Uncertainty momentum position velocity

[jackxxny]

Homework Statement

I have a dilemma. My problem states that an electron that is in position 2.34 nm along the x axis, travels along the x-axis with a certain speed (A) and a with the uncertainty in the velocity (B). I am asked to calculate the minimum uncertainty in the position.

Homework Equations

I know

delta(x)*delta(P)>= hbar/2
delta(P)= delta(v)*(mass electron)

for delta(v) I'm going to use the B

The Attempt at a Solution

I have done this

delta (x) = (hbar)/2*(delta(v))*(mass electron)

my question is, i don't need the position and the velocity then

 

[Doc Al]

I have done this

delta (x) = (hbar)/2*(delta(v))*(mass electron)

Careful with parentheses--it's hard to tell if you are multiplying or dividing by delta(P).

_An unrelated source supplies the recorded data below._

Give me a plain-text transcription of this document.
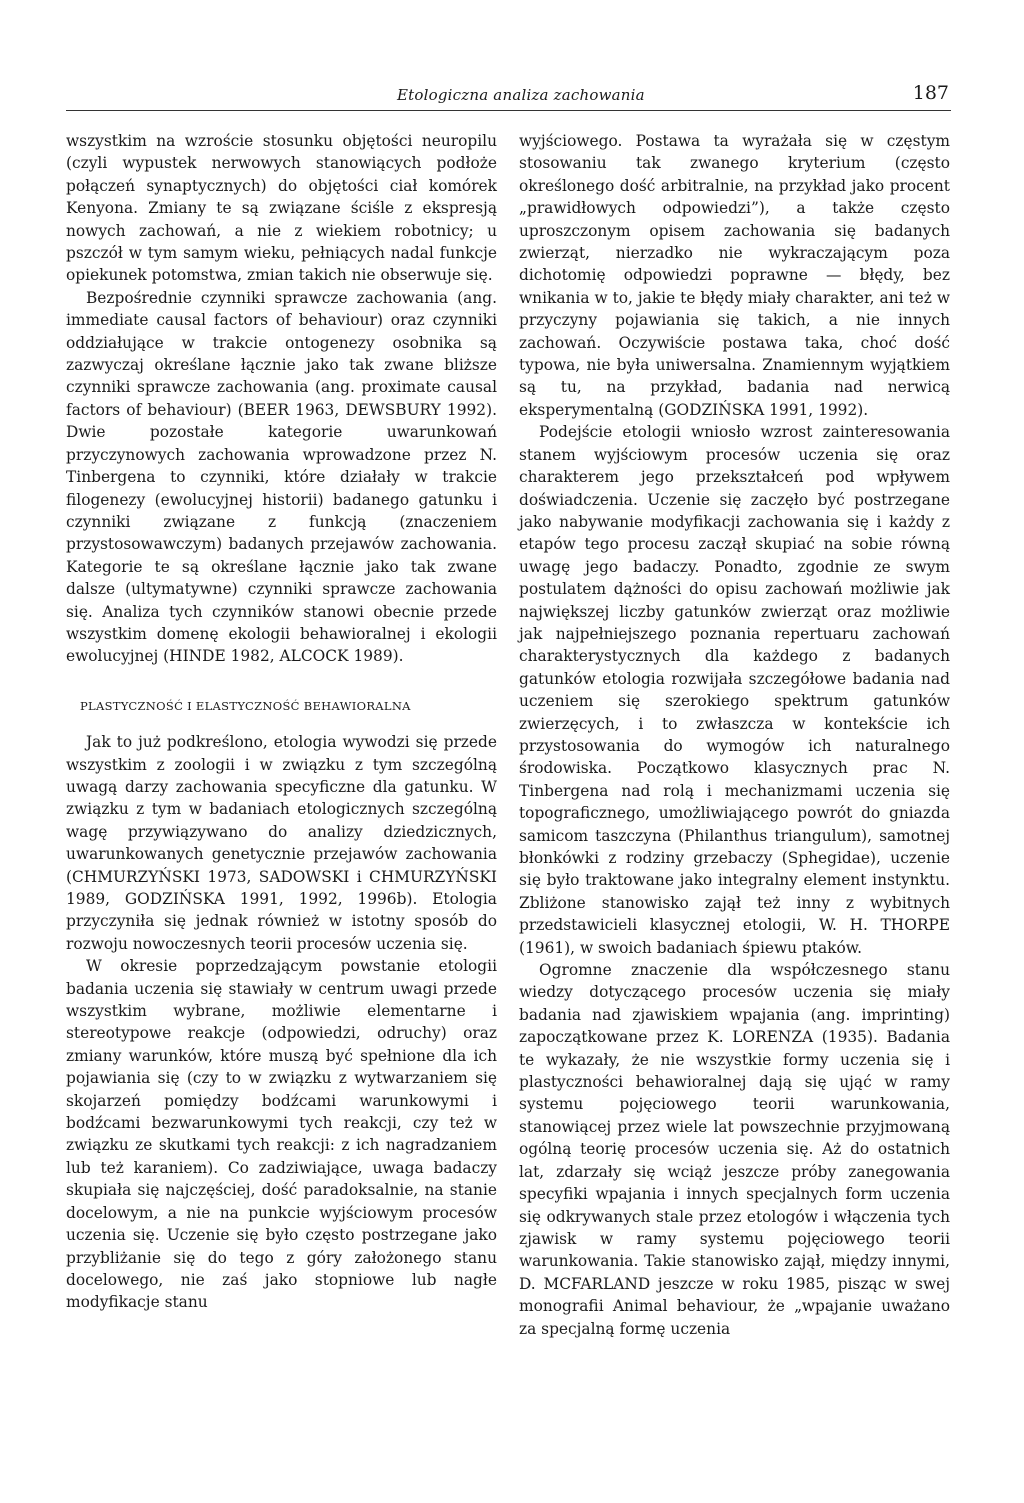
Etologiczna analiza zachowania	187

wszystkim na wzroście stosunku objętości neuropilu (czyli wypustek nerwowych stanowiących podłoże połączeń synaptycznych) do objętości ciał komórek Kenyona. Zmiany te są związane ściśle z ekspresją nowych zachowań, a nie z wiekiem robotnicy; u pszczół w tym samym wieku, pełniących nadal funkcje opiekunek potomstwa, zmian takich nie obserwuje się.

Bezpośrednie czynniki sprawcze zachowania (ang. immediate causal factors of behaviour) oraz czynniki oddziałujące w trakcie ontogenezy osobnika są zazwyczaj określane łącznie jako tak zwane bliższe czynniki sprawcze zachowania (ang. proximate causal factors of behaviour) (BEER 1963, DEWSBURY 1992). Dwie pozostałe kategorie uwarunkowań przyczynowych zachowania wprowadzone przez N. Tinbergena to czynniki, które działały w trakcie filogenezy (ewolucyjnej historii) badanego gatunku i czynniki związane z funkcją (znaczeniem przystosowawczym) badanych przejawów zachowania. Kategorie te są określane łącznie jako tak zwane dalsze (ultymatywne) czynniki sprawcze zachowania się. Analiza tych czynników stanowi obecnie przede wszystkim domenę ekologii behawioralnej i ekologii ewolucyjnej (HINDE 1982, ALCOCK 1989).

PLASTYCZNOŚĆ I ELASTYCZNOŚĆ BEHAWIORALNA

Jak to już podkreślono, etologia wywodzi się przede wszystkim z zoologii i w związku z tym szczególną uwagą darzy zachowania specyficzne dla gatunku. W związku z tym w badaniach etologicznych szczególną wagę przywiązywano do analizy dziedzicznych, uwarunkowanych genetycznie przejawów zachowania (CHMURZYŃSKI 1973, SADOWSKI i CHMURZYŃSKI 1989, GODZIŃSKA 1991, 1992, 1996b). Etologia przyczyniła się jednak również w istotny sposób do rozwoju nowoczesnych teorii procesów uczenia się.

W okresie poprzedzającym powstanie etologii badania uczenia się stawiały w centrum uwagi przede wszystkim wybrane, możliwie elementarne i stereotypowe reakcje (odpowiedzi, odruchy) oraz zmiany warunków, które muszą być spełnione dla ich pojawiania się (czy to w związku z wytwarzaniem się skojarzeń pomiędzy bodźcami warunkowymi i bodźcami bezwarunkowymi tych reakcji, czy też w związku ze skutkami tych reakcji: z ich nagradzaniem lub też karaniem). Co zadziwiające, uwaga badaczy skupiała się najczęściej, dość paradoksalnie, na stanie docelowym, a nie na punkcie wyjściowym procesów uczenia się. Uczenie się było często postrzegane jako przybliżanie się do tego z góry założonego stanu docelowego, nie zaś jako stopniowe lub nagłe modyfikacje stanu

wyjściowego. Postawa ta wyrażała się w częstym stosowaniu tak zwanego kryterium (często określonego dość arbitralnie, na przykład jako procent „prawidłowych odpowiedzi”), a także często uproszczonym opisem zachowania się badanych zwierząt, nierzadko nie wykraczającym poza dichotomię odpowiedzi poprawne — błędy, bez wnikania w to, jakie te błędy miały charakter, ani też w przyczyny pojawiania się takich, a nie innych zachowań. Oczywiście postawa taka, choć dość typowa, nie była uniwersalna. Znamiennym wyjątkiem są tu, na przykład, badania nad nerwicą eksperymentalną (GODZIŃSKA 1991, 1992).

Podejście etologii wniosło wzrost zainteresowania stanem wyjściowym procesów uczenia się oraz charakterem jego przekształceń pod wpływem doświadczenia. Uczenie się zaczęło być postrzegane jako nabywanie modyfikacji zachowania się i każdy z etapów tego procesu zaczął skupiać na sobie równą uwagę jego badaczy. Ponadto, zgodnie ze swym postulatem dążności do opisu zachowań możliwie jak największej liczby gatunków zwierząt oraz możliwie jak najpełniejszego poznania repertuaru zachowań charakterystycznych dla każdego z badanych gatunków etologia rozwijała szczegółowe badania nad uczeniem się szerokiego spektrum gatunków zwierzęcych, i to zwłaszcza w kontekście ich przystosowania do wymogów ich naturalnego środowiska. Początkowo klasycznych prac N. Tinbergena nad rolą i mechanizmami uczenia się topograficznego, umożliwiającego powrót do gniazda samicom taszczyna (Philanthus triangulum), samotnej błonkówki z rodziny grzebaczy (Sphegidae), uczenie się było traktowane jako integralny element instynktu. Zbliżone stanowisko zajął też inny z wybitnych przedstawicieli klasycznej etologii, W. H. THORPE (1961), w swoich badaniach śpiewu ptaków.

Ogromne znaczenie dla współczesnego stanu wiedzy dotyczącego procesów uczenia się miały badania nad zjawiskiem wpajania (ang. imprinting) zapoczątkowane przez K. LORENZA (1935). Badania te wykazały, że nie wszystkie formy uczenia się i plastyczności behawioralnej dają się ująć w ramy systemu pojęciowego teorii warunkowania, stanowiącej przez wiele lat powszechnie przyjmowaną ogólną teorię procesów uczenia się. Aż do ostatnich lat, zdarzały się wciąż jeszcze próby zanegowania specyfiki wpajania i innych specjalnych form uczenia się odkrywanych stale przez etologów i włączenia tych zjawisk w ramy systemu pojęciowego teorii warunkowania. Takie stanowisko zajął, między innymi, D. MCFARLAND jeszcze w roku 1985, pisząc w swej monografii Animal behaviour, że „wpajanie uważano za specjalną formę uczenia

my question is, i don't need the position and the velocity then

That's right--you don't need that information.

 

[nlightner]

why do I need the uncertainty in both of them?

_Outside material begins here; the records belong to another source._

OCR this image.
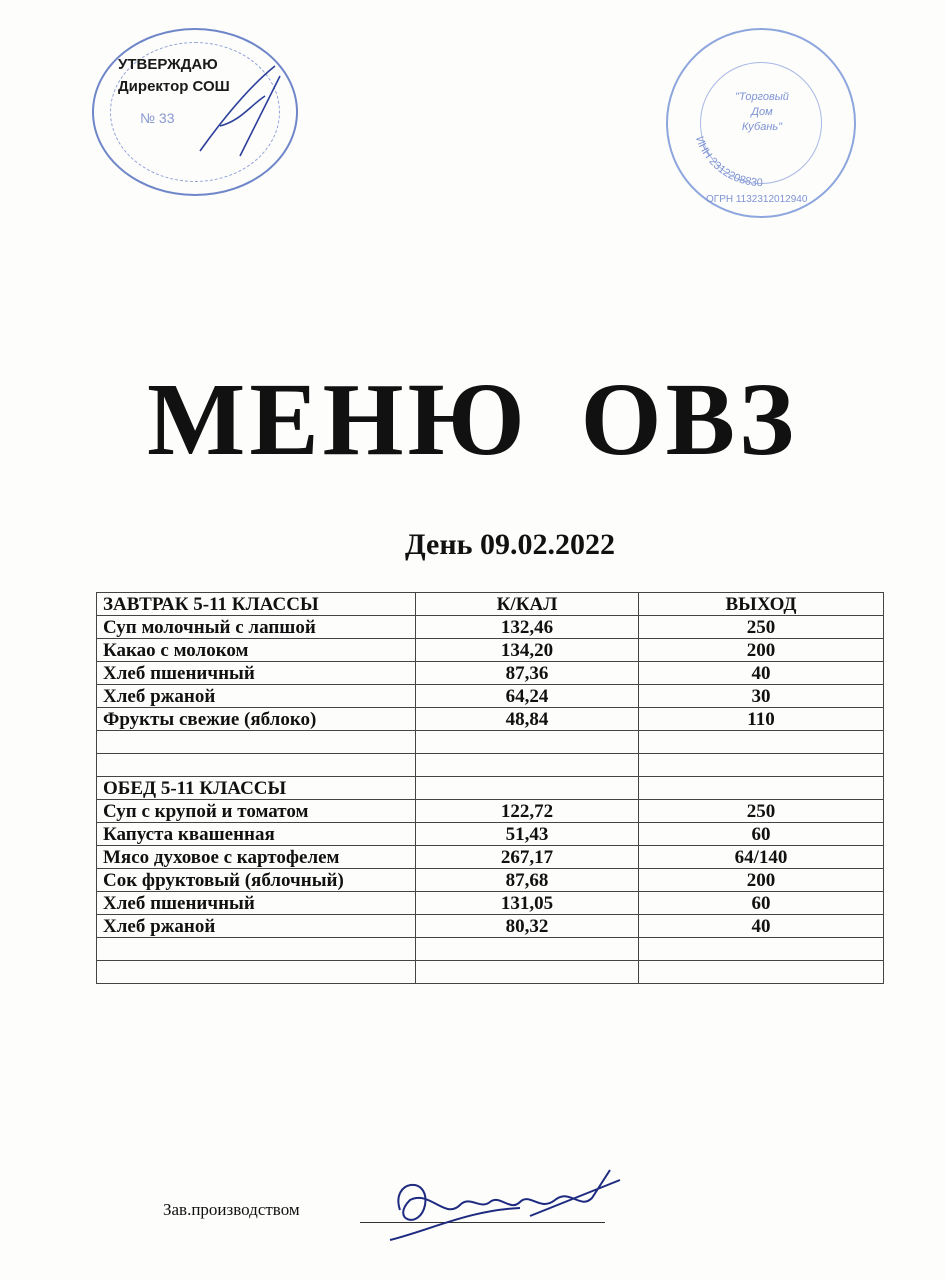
УТВЕРЖДАЮ
Директор СОШ
№ 33
ИНН 2312208830
"Торговый
Дом
Кубань"
ОГРН 1132312012940
МЕНЮ ОВЗ
День 09.02.2022
ЗАВТРАК 5-11 КЛАССЫ	К/КАЛ	ВЫХОД
Суп молочный с лапшой	132,46	250
Какао с молоком	134,20	200
Хлеб пшеничный	87,36	40
Хлеб ржаной	64,24	30
Фрукты свежие (яблоко)	48,84	110

ОБЕД 5-11 КЛАССЫ		
Суп с крупой и томатом	122,72	250
Капуста квашенная	51,43	60
Мясо духовое с картофелем	267,17	64/140
Сок фруктовый (яблочный)	87,68	200
Хлеб пшеничный	131,05	60
Хлеб ржаной	80,32	40

Зав.производством
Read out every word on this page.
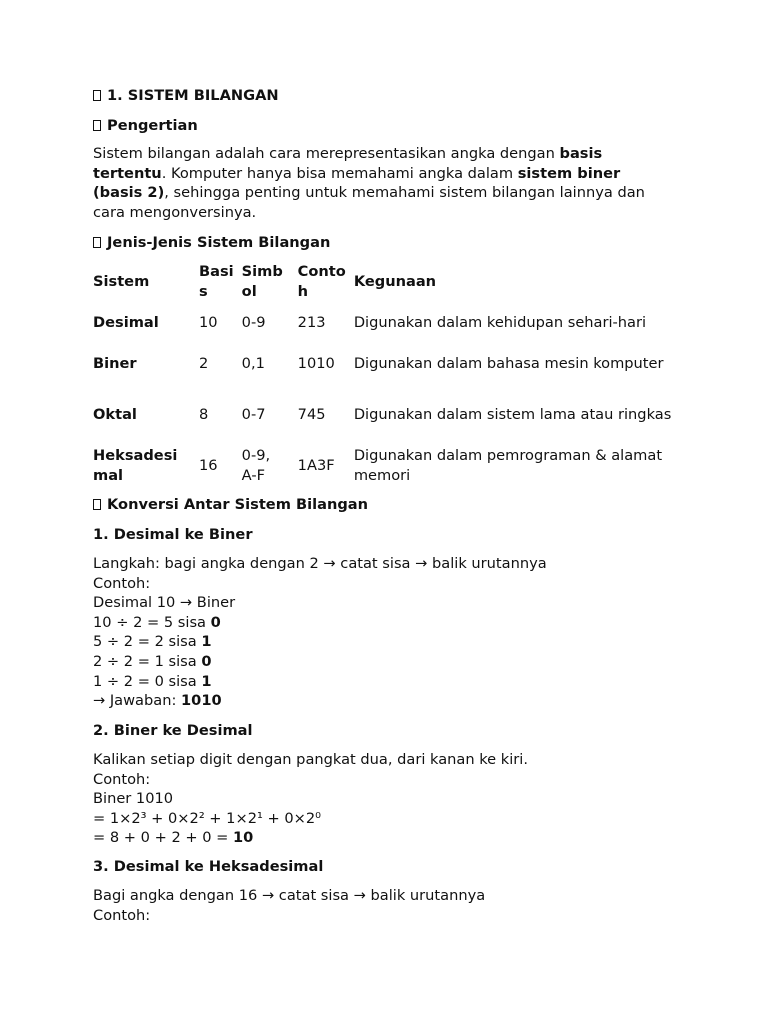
1. SISTEM BILANGAN
Pengertian
Sistem bilangan adalah cara merepresentasikan angka dengan basis tertentu. Komputer hanya bisa memahami angka dalam sistem biner (basis 2), sehingga penting untuk memahami sistem bilangan lainnya dan cara mengonversinya.
Jenis-Jenis Sistem Bilangan
Sistem	Basi s	Simb ol	Conto h	Kegunaan
Desimal	10	0-9	213	Digunakan dalam kehidupan sehari-hari
Biner	2	0,1	1010	Digunakan dalam bahasa mesin komputer
Oktal	8	0-7	745	Digunakan dalam sistem lama atau ringkas
Heksadesi mal	16	0-9, A-F	1A3F	Digunakan dalam pemrograman & alamat memori
Konversi Antar Sistem Bilangan
1. Desimal ke Biner
Langkah: bagi angka dengan 2 → catat sisa → balik urutannya
Contoh:
Desimal 10 → Biner
10 ÷ 2 = 5 sisa 0
5 ÷ 2 = 2 sisa 1
2 ÷ 2 = 1 sisa 0
1 ÷ 2 = 0 sisa 1
→ Jawaban: 1010
2. Biner ke Desimal
Kalikan setiap digit dengan pangkat dua, dari kanan ke kiri.
Contoh:
Biner 1010
= 1×2³ + 0×2² + 1×2¹ + 0×2⁰
= 8 + 0 + 2 + 0 = 10
3. Desimal ke Heksadesimal
Bagi angka dengan 16 → catat sisa → balik urutannya
Contoh:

As a scientist, it is important to remember that uncertainty is a fundamental concept in quantum mechanics. The uncertainty principle states that the more precisely one quantity is known, the less precisely the other can be known. In this case, the uncertainty in position and velocity are related through the uncertainty principle. The equation you have used, delta(x)*delta(P)>= hbar/2, is a direct consequence of the uncertainty principle. Therefore, it is necessary to consider the uncertainty in both position and velocity in order to calculate the minimum uncertainty in position. This allows us to understand the limitations of our knowledge and make accurate predictions about the behavior of particles at the quantum level.